The Alabama Center for Law & Civic Education (ACLCE) is dedicated to educating young citizens in the areas of civic knowledge, skills and responsibilities. ACLCE, a 501(c)(3) nonprofit civic organization established in June 1990, is a nationally recognized resource and training center for teachers, school resource officers and community leaders. Located inside Samford University’s Cumberland School of Law, ACLCE is a non-partisan organization and the only entity of its kind in Alabama that provides civic and law-related education. The goal of ACLCE is to prepare youth to become active, engaged, and informed participants in a democratic society.
There are two programs in which Cumberland School of Law students can get involved: We the People: The Citizen and the Constitution and We the People: Project Citizen. ACLCE seeks volunteers to work with students and teachers in the public and private schools in the area. These opportunities for community involvement are a benefit to the law student as well as students who are enriched by the participation.
We the People: The Citizen and the Constitution
This program is offered to middle and high school students who will study the history and principles behind the American constitutional democracy. The program’s culminating activity is a simulated congressional hearing, where students are given the opportunity to demonstrate their knowledge while they evaluate, take, and defend positions on relevant historical and contemporary issues. The law student volunteers will become familiar with the state questions for the Simulated Congressional Hearings in the local Congressional district which are generally held the first week in December. Using the information learned in the training seminar, the volunteers help mentor/coach students at one or more of the participating schools. Students may also serve as judges for the middle and high school hearings.
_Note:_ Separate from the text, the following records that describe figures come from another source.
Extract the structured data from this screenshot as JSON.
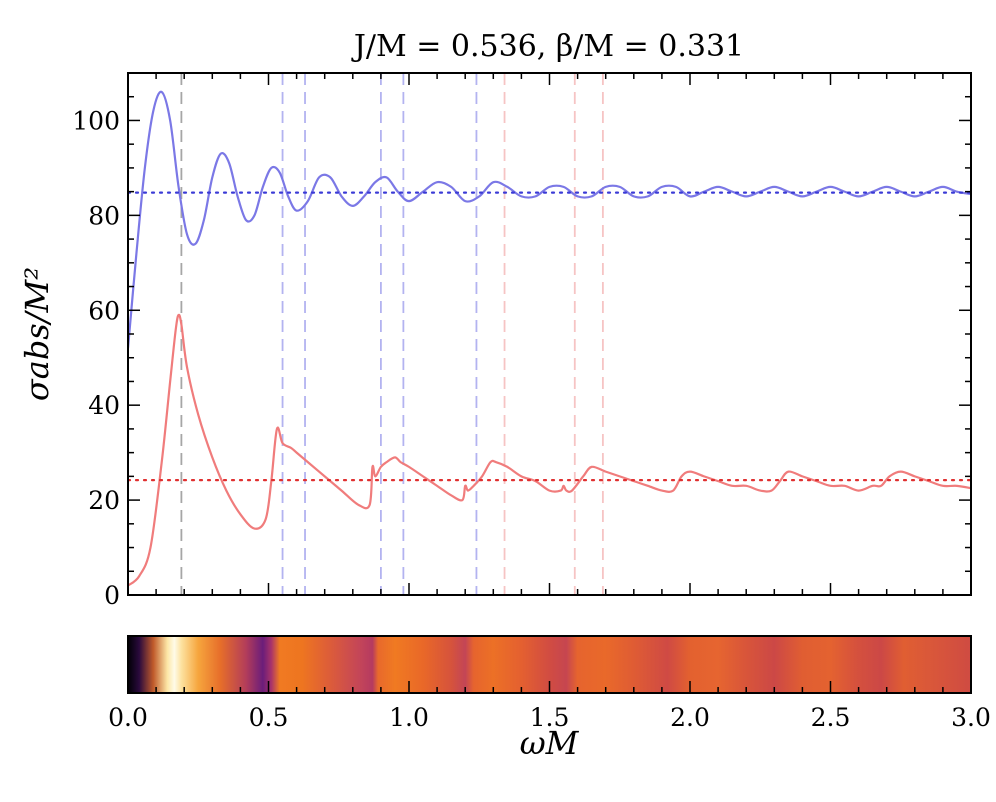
{
  "chart_data": [
    {
      "type": "line",
      "title": "J/M = 0.536, β/M = 0.331",
      "xlabel": "ωM",
      "ylabel": "σabs/M²",
      "xlim": [
        0,
        3
      ],
      "ylim": [
        0,
        110
      ],
      "yticks": [
        "0",
        "20",
        "40",
        "60",
        "80",
        "100"
      ],
      "grid": false,
      "series": [
        {
          "color": "#7b78e6",
          "style": "solid",
          "x": [
            0.0,
            0.03,
            0.06,
            0.09,
            0.12,
            0.15,
            0.18,
            0.21,
            0.24,
            0.27,
            0.3,
            0.33,
            0.36,
            0.39,
            0.42,
            0.45,
            0.48,
            0.51,
            0.54,
            0.57,
            0.6,
            0.64,
            0.68,
            0.72,
            0.76,
            0.8,
            0.84,
            0.88,
            0.92,
            0.96,
            1.0,
            1.05,
            1.1,
            1.15,
            1.2,
            1.25,
            1.3,
            1.35,
            1.4,
            1.45,
            1.5,
            1.55,
            1.6,
            1.65,
            1.7,
            1.75,
            1.8,
            1.85,
            1.9,
            1.95,
            2.0,
            2.05,
            2.1,
            2.15,
            2.2,
            2.25,
            2.3,
            2.35,
            2.4,
            2.45,
            2.5,
            2.55,
            2.6,
            2.65,
            2.7,
            2.75,
            2.8,
            2.85,
            2.9,
            2.95,
            3.0
          ],
          "y": [
            52,
            72,
            90,
            102,
            106,
            100,
            86,
            76,
            74,
            79,
            88,
            93,
            91,
            84,
            79,
            80,
            86,
            90,
            89,
            84,
            81,
            83,
            88,
            88,
            84,
            82,
            84,
            87,
            88,
            85,
            83,
            85,
            87,
            86,
            83,
            84,
            87,
            86,
            84,
            84,
            86,
            86,
            84,
            84,
            86,
            86,
            84,
            84,
            86,
            86,
            84,
            85,
            86,
            85,
            84,
            85,
            86,
            85,
            84,
            85,
            86,
            85,
            84,
            85,
            86,
            85,
            84,
            85,
            86,
            85,
            84.5
          ]
        },
        {
          "color": "#f07c7c",
          "style": "solid",
          "x": [
            0.0,
            0.04,
            0.08,
            0.12,
            0.15,
            0.17,
            0.18,
            0.19,
            0.21,
            0.25,
            0.3,
            0.35,
            0.4,
            0.45,
            0.49,
            0.51,
            0.53,
            0.55,
            0.58,
            0.6,
            0.64,
            0.7,
            0.76,
            0.82,
            0.86,
            0.87,
            0.88,
            0.9,
            0.92,
            0.95,
            0.97,
            1.0,
            1.05,
            1.1,
            1.15,
            1.19,
            1.2,
            1.21,
            1.23,
            1.26,
            1.29,
            1.31,
            1.35,
            1.4,
            1.45,
            1.5,
            1.54,
            1.55,
            1.56,
            1.58,
            1.62,
            1.65,
            1.7,
            1.75,
            1.8,
            1.85,
            1.9,
            1.94,
            1.97,
            2.0,
            2.05,
            2.1,
            2.15,
            2.2,
            2.25,
            2.29,
            2.32,
            2.35,
            2.4,
            2.45,
            2.5,
            2.55,
            2.6,
            2.65,
            2.68,
            2.71,
            2.75,
            2.8,
            2.85,
            2.9,
            2.95,
            3.0
          ],
          "y": [
            2,
            4,
            10,
            28,
            45,
            56,
            59,
            57,
            48,
            38,
            29,
            22,
            17,
            14,
            16,
            24,
            35,
            32,
            31,
            30,
            28,
            25,
            22,
            19,
            19,
            27,
            25,
            27,
            28,
            29,
            28,
            27,
            25,
            23,
            21,
            20,
            23,
            22,
            23,
            25,
            28,
            28,
            27,
            25,
            24,
            22,
            22,
            23,
            22,
            22,
            25,
            27,
            26,
            25,
            24,
            23,
            22,
            22,
            25,
            26,
            25,
            24,
            23,
            23,
            22,
            22,
            24,
            26,
            25,
            24,
            23,
            23,
            22,
            23,
            23,
            25,
            26,
            25,
            24,
            23,
            23,
            22.5
          ]
        },
        {
          "color": "#3b3bd6",
          "style": "dotted",
          "x": [
            0,
            3
          ],
          "y": [
            84.8,
            84.8
          ]
        },
        {
          "color": "#e03030",
          "style": "dotted",
          "x": [
            0,
            3
          ],
          "y": [
            24.2,
            24.2
          ]
        }
      ],
      "vlines": [
        {
          "x": 0.19,
          "color": "#a6a6a6"
        },
        {
          "x": 0.55,
          "color": "#b3b3f0"
        },
        {
          "x": 0.63,
          "color": "#b3b3f0"
        },
        {
          "x": 0.9,
          "color": "#b3b3f0"
        },
        {
          "x": 0.98,
          "color": "#b3b3f0"
        },
        {
          "x": 1.24,
          "color": "#b3b3f0"
        },
        {
          "x": 1.34,
          "color": "#f6c4c4"
        },
        {
          "x": 1.59,
          "color": "#f6c4c4"
        },
        {
          "x": 1.69,
          "color": "#f6c4c4"
        }
      ]
    },
    {
      "type": "heatmap",
      "xlabel": "ωM",
      "xlim": [
        0,
        3
      ],
      "xticks": [
        "0.0",
        "0.5",
        "1.0",
        "1.5",
        "2.0",
        "2.5",
        "3.0"
      ],
      "colormap": "inferno",
      "stops": [
        {
          "x": 0.0,
          "color": "#000004"
        },
        {
          "x": 0.04,
          "color": "#2a0a3d"
        },
        {
          "x": 0.09,
          "color": "#c05a2a"
        },
        {
          "x": 0.14,
          "color": "#fde7a6"
        },
        {
          "x": 0.165,
          "color": "#fffbe8"
        },
        {
          "x": 0.19,
          "color": "#fde2a0"
        },
        {
          "x": 0.25,
          "color": "#f6a53d"
        },
        {
          "x": 0.33,
          "color": "#e66d2a"
        },
        {
          "x": 0.42,
          "color": "#b33d5a"
        },
        {
          "x": 0.48,
          "color": "#6b1d7a"
        },
        {
          "x": 0.51,
          "color": "#a8336a"
        },
        {
          "x": 0.54,
          "color": "#f07a22"
        },
        {
          "x": 0.62,
          "color": "#ee7520"
        },
        {
          "x": 0.72,
          "color": "#dc5c3a"
        },
        {
          "x": 0.83,
          "color": "#c2445a"
        },
        {
          "x": 0.87,
          "color": "#b53a60"
        },
        {
          "x": 0.89,
          "color": "#e8692c"
        },
        {
          "x": 0.95,
          "color": "#f07a22"
        },
        {
          "x": 1.05,
          "color": "#e96828"
        },
        {
          "x": 1.15,
          "color": "#d6533c"
        },
        {
          "x": 1.2,
          "color": "#c34556"
        },
        {
          "x": 1.23,
          "color": "#e6642e"
        },
        {
          "x": 1.3,
          "color": "#ec7026"
        },
        {
          "x": 1.4,
          "color": "#e46030"
        },
        {
          "x": 1.5,
          "color": "#d14c42"
        },
        {
          "x": 1.56,
          "color": "#c64650"
        },
        {
          "x": 1.6,
          "color": "#e6642e"
        },
        {
          "x": 1.7,
          "color": "#e9692a"
        },
        {
          "x": 1.8,
          "color": "#df5c34"
        },
        {
          "x": 1.92,
          "color": "#cf4a44"
        },
        {
          "x": 2.0,
          "color": "#e3612f"
        },
        {
          "x": 2.1,
          "color": "#e66530"
        },
        {
          "x": 2.2,
          "color": "#d8553a"
        },
        {
          "x": 2.3,
          "color": "#cc4846"
        },
        {
          "x": 2.4,
          "color": "#e05e32"
        },
        {
          "x": 2.5,
          "color": "#e46230"
        },
        {
          "x": 2.6,
          "color": "#d4503e"
        },
        {
          "x": 2.68,
          "color": "#cc4846"
        },
        {
          "x": 2.76,
          "color": "#e05e32"
        },
        {
          "x": 2.86,
          "color": "#d9573a"
        },
        {
          "x": 3.0,
          "color": "#cf4b42"
        }
      ]
    }
  ]
}
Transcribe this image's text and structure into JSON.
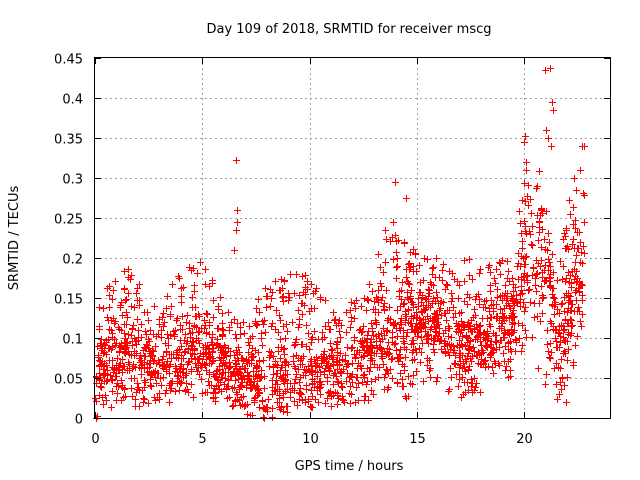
{
  "chart_data": {
    "type": "scatter",
    "title": "Day 109 of 2018, SRMTID for receiver mscg",
    "xlabel": "GPS time / hours",
    "ylabel": "SRMTID / TECUs",
    "xlim": [
      0,
      24
    ],
    "ylim": [
      0,
      0.45
    ],
    "xticks": [
      0,
      5,
      10,
      15,
      20
    ],
    "xtick_labels": [
      "0",
      "5",
      "10",
      "15",
      "20"
    ],
    "yticks": [
      0,
      0.05,
      0.1,
      0.15,
      0.2,
      0.25,
      0.3,
      0.35,
      0.4,
      0.45
    ],
    "ytick_labels": [
      "0",
      "0.05",
      "0.1",
      "0.15",
      "0.2",
      "0.25",
      "0.3",
      "0.35",
      "0.4",
      "0.45"
    ],
    "grid": true,
    "marker": "+",
    "color": "#ff0000",
    "x_end": 22.8,
    "envelope": [
      {
        "t": 0.0,
        "low": 0.0,
        "base": 0.07,
        "high": 0.14
      },
      {
        "t": 1.5,
        "low": 0.01,
        "base": 0.08,
        "high": 0.2
      },
      {
        "t": 3.0,
        "low": 0.02,
        "base": 0.06,
        "high": 0.14
      },
      {
        "t": 4.0,
        "low": 0.03,
        "base": 0.08,
        "high": 0.19
      },
      {
        "t": 5.0,
        "low": 0.02,
        "base": 0.08,
        "high": 0.2
      },
      {
        "t": 6.0,
        "low": 0.02,
        "base": 0.07,
        "high": 0.14
      },
      {
        "t": 7.0,
        "low": 0.0,
        "base": 0.05,
        "high": 0.12
      },
      {
        "t": 8.0,
        "low": 0.0,
        "base": 0.04,
        "high": 0.17
      },
      {
        "t": 9.5,
        "low": 0.01,
        "base": 0.06,
        "high": 0.19
      },
      {
        "t": 11.0,
        "low": 0.01,
        "base": 0.06,
        "high": 0.14
      },
      {
        "t": 12.5,
        "low": 0.02,
        "base": 0.08,
        "high": 0.15
      },
      {
        "t": 13.5,
        "low": 0.03,
        "base": 0.1,
        "high": 0.24
      },
      {
        "t": 14.5,
        "low": 0.02,
        "base": 0.12,
        "high": 0.22
      },
      {
        "t": 15.5,
        "low": 0.05,
        "base": 0.13,
        "high": 0.2
      },
      {
        "t": 17.0,
        "low": 0.02,
        "base": 0.08,
        "high": 0.2
      },
      {
        "t": 18.5,
        "low": 0.04,
        "base": 0.11,
        "high": 0.2
      },
      {
        "t": 19.5,
        "low": 0.05,
        "base": 0.12,
        "high": 0.2
      },
      {
        "t": 20.0,
        "low": 0.1,
        "base": 0.2,
        "high": 0.33
      },
      {
        "t": 20.8,
        "low": 0.04,
        "base": 0.22,
        "high": 0.32
      },
      {
        "t": 21.5,
        "low": 0.02,
        "base": 0.1,
        "high": 0.17
      },
      {
        "t": 22.0,
        "low": 0.02,
        "base": 0.12,
        "high": 0.27
      },
      {
        "t": 22.8,
        "low": 0.1,
        "base": 0.2,
        "high": 0.32
      }
    ],
    "notable_points": [
      {
        "x": 6.55,
        "y": 0.322
      },
      {
        "x": 6.6,
        "y": 0.26
      },
      {
        "x": 6.62,
        "y": 0.245
      },
      {
        "x": 6.58,
        "y": 0.235
      },
      {
        "x": 6.5,
        "y": 0.21
      },
      {
        "x": 14.0,
        "y": 0.295
      },
      {
        "x": 14.5,
        "y": 0.275
      },
      {
        "x": 13.9,
        "y": 0.245
      },
      {
        "x": 20.05,
        "y": 0.352
      },
      {
        "x": 20.0,
        "y": 0.345
      },
      {
        "x": 20.1,
        "y": 0.32
      },
      {
        "x": 20.95,
        "y": 0.435
      },
      {
        "x": 21.2,
        "y": 0.438
      },
      {
        "x": 21.3,
        "y": 0.395
      },
      {
        "x": 21.35,
        "y": 0.385
      },
      {
        "x": 21.0,
        "y": 0.36
      },
      {
        "x": 21.1,
        "y": 0.35
      },
      {
        "x": 21.25,
        "y": 0.34
      },
      {
        "x": 22.7,
        "y": 0.34
      },
      {
        "x": 22.8,
        "y": 0.34
      },
      {
        "x": 22.6,
        "y": 0.31
      },
      {
        "x": 22.3,
        "y": 0.3
      },
      {
        "x": 0.05,
        "y": 0.0
      },
      {
        "x": 0.1,
        "y": 0.002
      }
    ],
    "n_points": 2300,
    "seed": 109
  }
}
We the People: Project Citizen
This curricular program at the middle school and high school levels promotes competent and responsible participation with government at all levels. The program helps participants learn how to monitor and influence public policy while developing support for democratic values and principles, tolerance, and feelings of political efficacy. The students will create a detailed project board along with a documentation binder.
The law student volunteers become familiar with the guidelines for the projects. They will go into the schools and work with groups of students as they learn about public policy and its constitutionality. The law volunteers will help guide the students in their research of potential solutions. Using the information learned in the training seminar, the volunteers help mentor/coach students at one or more of the participating schools. Students may also serve as judges for the middle and high school projects.